Questioning how we understand rum is very much the point of the Barbados Rum Experience, ultimately. So full marks there. Dr. Frederick Smith was back to do his bit by talking about rum, slavery, and resistance in Barbados. We touch on it at times, but it’s not a conversation that’s put front and centre enough in this industry. Much like the story across the Caribbean, Barbados’ prosperous sugar landscape was built on the back of slaves and the foundations of rum production too were enabled by forced labour on plantations. It’s a history that underpins so much of the development of the modern world and, as such, is an issue that deserves so much more than just a note in one article so we will revisit the topic in full later many times.
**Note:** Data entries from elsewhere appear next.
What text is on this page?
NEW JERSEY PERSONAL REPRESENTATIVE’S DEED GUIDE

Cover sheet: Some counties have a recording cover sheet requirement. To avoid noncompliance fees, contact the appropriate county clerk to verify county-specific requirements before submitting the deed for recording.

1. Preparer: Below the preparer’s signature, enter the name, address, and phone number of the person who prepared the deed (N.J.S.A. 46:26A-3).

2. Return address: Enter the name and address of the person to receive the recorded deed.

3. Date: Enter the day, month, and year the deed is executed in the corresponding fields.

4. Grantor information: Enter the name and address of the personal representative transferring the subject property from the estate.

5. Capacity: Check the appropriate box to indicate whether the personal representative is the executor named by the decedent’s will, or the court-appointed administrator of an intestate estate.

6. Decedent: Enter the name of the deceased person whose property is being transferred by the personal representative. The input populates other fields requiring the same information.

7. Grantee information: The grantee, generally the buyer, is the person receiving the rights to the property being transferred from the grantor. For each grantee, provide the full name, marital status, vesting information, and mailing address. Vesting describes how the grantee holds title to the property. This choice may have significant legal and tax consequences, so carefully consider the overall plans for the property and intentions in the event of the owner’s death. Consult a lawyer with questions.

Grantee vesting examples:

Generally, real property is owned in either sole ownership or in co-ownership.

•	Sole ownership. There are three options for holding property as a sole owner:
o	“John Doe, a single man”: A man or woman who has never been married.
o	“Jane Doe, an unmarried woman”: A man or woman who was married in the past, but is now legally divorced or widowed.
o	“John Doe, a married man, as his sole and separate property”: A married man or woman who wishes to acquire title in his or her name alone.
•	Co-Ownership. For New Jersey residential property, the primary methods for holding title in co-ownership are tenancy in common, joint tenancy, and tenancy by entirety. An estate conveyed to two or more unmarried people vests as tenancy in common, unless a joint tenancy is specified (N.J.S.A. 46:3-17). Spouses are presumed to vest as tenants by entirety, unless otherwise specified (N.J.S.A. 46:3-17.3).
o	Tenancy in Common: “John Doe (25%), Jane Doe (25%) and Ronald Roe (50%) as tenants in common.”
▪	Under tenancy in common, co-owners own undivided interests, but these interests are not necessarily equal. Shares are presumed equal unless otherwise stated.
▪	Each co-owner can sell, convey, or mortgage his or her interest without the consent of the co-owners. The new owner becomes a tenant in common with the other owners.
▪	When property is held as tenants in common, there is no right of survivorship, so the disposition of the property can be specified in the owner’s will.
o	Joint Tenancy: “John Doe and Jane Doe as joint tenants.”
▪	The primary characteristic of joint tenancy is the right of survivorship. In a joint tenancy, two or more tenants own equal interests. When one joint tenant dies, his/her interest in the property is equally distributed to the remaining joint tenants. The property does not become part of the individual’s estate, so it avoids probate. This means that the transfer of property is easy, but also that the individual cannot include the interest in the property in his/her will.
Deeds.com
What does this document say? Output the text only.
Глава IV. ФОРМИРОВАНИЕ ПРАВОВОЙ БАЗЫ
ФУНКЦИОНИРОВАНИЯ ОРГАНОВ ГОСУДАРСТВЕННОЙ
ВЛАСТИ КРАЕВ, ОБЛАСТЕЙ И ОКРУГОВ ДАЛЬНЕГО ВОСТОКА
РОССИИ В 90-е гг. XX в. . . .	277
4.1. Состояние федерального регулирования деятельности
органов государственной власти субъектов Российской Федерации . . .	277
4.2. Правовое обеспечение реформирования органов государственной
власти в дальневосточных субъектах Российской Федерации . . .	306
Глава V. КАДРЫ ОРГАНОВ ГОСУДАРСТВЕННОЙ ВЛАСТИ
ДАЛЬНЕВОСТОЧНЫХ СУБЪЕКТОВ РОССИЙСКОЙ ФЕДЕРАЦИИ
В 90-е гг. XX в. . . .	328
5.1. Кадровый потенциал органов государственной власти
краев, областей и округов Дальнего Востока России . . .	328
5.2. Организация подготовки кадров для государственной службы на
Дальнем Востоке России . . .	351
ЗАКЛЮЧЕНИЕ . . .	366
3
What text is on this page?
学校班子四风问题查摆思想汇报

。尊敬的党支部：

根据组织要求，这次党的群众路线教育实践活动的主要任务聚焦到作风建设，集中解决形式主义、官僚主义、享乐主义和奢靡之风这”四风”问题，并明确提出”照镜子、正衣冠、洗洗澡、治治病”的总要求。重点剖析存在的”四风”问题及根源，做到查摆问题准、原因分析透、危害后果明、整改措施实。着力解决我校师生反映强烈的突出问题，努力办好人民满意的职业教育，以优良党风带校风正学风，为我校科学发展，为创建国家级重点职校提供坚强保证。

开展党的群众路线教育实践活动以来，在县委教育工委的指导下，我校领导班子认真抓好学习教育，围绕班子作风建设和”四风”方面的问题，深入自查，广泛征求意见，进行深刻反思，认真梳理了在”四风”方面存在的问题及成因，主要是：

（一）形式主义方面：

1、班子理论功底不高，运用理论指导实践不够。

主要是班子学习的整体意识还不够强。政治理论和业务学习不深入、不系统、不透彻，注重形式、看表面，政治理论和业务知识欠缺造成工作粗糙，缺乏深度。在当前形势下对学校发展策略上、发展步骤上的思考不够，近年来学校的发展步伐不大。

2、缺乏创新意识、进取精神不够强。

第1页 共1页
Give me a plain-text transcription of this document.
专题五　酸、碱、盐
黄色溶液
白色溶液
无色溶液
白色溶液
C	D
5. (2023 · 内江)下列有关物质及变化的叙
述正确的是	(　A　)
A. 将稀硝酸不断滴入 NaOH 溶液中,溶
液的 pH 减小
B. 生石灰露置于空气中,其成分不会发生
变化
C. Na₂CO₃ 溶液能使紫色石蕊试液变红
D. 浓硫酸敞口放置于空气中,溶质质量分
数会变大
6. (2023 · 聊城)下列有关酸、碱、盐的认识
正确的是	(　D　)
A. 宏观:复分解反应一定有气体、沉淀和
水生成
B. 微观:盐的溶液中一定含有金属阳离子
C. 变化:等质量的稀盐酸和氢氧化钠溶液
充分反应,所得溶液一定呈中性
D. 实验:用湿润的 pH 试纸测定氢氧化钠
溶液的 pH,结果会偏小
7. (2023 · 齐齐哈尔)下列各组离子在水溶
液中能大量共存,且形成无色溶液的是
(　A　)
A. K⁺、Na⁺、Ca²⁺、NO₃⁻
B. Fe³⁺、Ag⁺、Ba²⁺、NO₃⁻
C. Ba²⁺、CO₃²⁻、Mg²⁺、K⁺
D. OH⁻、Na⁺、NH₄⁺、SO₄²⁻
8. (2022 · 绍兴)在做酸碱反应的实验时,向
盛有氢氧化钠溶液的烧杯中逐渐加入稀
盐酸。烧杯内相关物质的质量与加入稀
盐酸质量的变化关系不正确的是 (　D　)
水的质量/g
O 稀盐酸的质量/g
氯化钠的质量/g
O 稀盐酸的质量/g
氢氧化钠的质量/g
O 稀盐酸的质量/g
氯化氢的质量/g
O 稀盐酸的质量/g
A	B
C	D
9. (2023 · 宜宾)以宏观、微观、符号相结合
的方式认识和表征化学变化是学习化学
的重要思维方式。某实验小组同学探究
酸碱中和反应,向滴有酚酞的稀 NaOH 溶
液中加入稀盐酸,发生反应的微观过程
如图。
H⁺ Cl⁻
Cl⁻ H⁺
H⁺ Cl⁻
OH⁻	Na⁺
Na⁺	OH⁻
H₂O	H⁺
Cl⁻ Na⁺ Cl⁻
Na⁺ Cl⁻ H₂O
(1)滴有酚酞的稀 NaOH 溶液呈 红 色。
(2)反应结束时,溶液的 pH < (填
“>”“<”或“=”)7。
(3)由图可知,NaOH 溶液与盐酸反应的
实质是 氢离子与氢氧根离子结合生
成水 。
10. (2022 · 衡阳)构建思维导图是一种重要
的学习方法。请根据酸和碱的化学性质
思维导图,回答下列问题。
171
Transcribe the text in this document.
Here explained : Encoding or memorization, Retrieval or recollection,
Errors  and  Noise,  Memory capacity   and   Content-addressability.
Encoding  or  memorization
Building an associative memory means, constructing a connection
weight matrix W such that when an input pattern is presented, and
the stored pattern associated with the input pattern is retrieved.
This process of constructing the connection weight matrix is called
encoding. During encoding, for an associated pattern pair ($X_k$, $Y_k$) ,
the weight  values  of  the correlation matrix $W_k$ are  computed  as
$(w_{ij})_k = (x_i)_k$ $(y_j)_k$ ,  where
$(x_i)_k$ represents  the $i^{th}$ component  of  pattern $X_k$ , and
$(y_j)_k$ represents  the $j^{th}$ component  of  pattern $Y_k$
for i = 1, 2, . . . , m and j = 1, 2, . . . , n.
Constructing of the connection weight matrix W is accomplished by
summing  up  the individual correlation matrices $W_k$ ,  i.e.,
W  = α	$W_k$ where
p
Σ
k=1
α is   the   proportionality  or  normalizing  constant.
But suffice to say, a tot of rum should never be taken without an acknowledgment of the exploitation that was present as the foundations of the industry were laid.

rum slaves

Slaves load rum barrels in Ten Views in the Island of Antigua (1823) by William Clark. Image credit: British Library

Essential truths and busting myths

We concluded the day with Ian Burrell, global rum ambassador, hosting a panel dedicated to busting rum myths featuring Dr. Smith and Dr. Drayton as well as the returning Dr. Lennox Honychurch and University of West Indies history professor Dr. Tara Innis. We start by asking why Barbados, despite being small with just a handful of distilleries, still qualifies as an industry. The panel is unanimous in its conclusion that it is, due to the value both economic and cultural that it provides and the quality of the spirit made (it’s not the size, but how you use it, as Dr. Honychurch quips).  

Other sticky topics include questioning whether Barbados is the home of rum. Dr. Drayton supports the idea, saying it was the first to scale up sugarcane production and comparing it to football in England. The English weren’t the first to kick a ball, but they were the people who created the structure and identity that defines the sport today. “Who makes the rules gets to claim the game,” as Dr. Drayton summarises. 

Then came a biggie: rum has no rules. Burrell asks the room if any spirit category is governed by an international strict set of rules, not just country regulations, and lists various laws that exist within rum-producing nations. A fair point, but worth considering that it is here in Barbados that is pushing for a GI and Jamaica Rum has recently been successful in the same endeavour, so those within the industry see a need for greater clarity than at least what we have now. This was also a focus of debate, with the panel bemoaning the ease at which pretender rum can pass as Bajan and believing that it is possible to create a body of legislation that ensures the consumer knows what they are buying without creating too many restrictions. 

Barbados Rum Experience

Panel time!

Big debate

That fed into the next debate on categorisation. Colour was pretty quickly dismissed as a means to present rum, as was the classification of calling rum English, French, or Spanish style due to its colonial connotations. The Gargano approach was touched upon, with proof levels, aging, provenance, and source of the blend agreed as being good indicators, but we didn’t reach a consensus today, which was always going to be a big ask.

Slavery and plantation history were also discussed again, with Dr. Innis, in particular, delivering a stirring and nuanced speech on the need for Caribbean countries to own this discussion and ensure it as the forefront of rum dialogue, but also to appreciate that merely imbibing rum today does not condone this past and to understand it is a product of the Caribbean that has a post-emancipation history too.

It’s obvious that rum has a lot of big questions to answer still as a category but the conversations are happening and there is an appetite for the spirit to seize the day in what many are proclaiming as its era. My day, however, is done. Hopefully, somebody here knows where I can get a rum.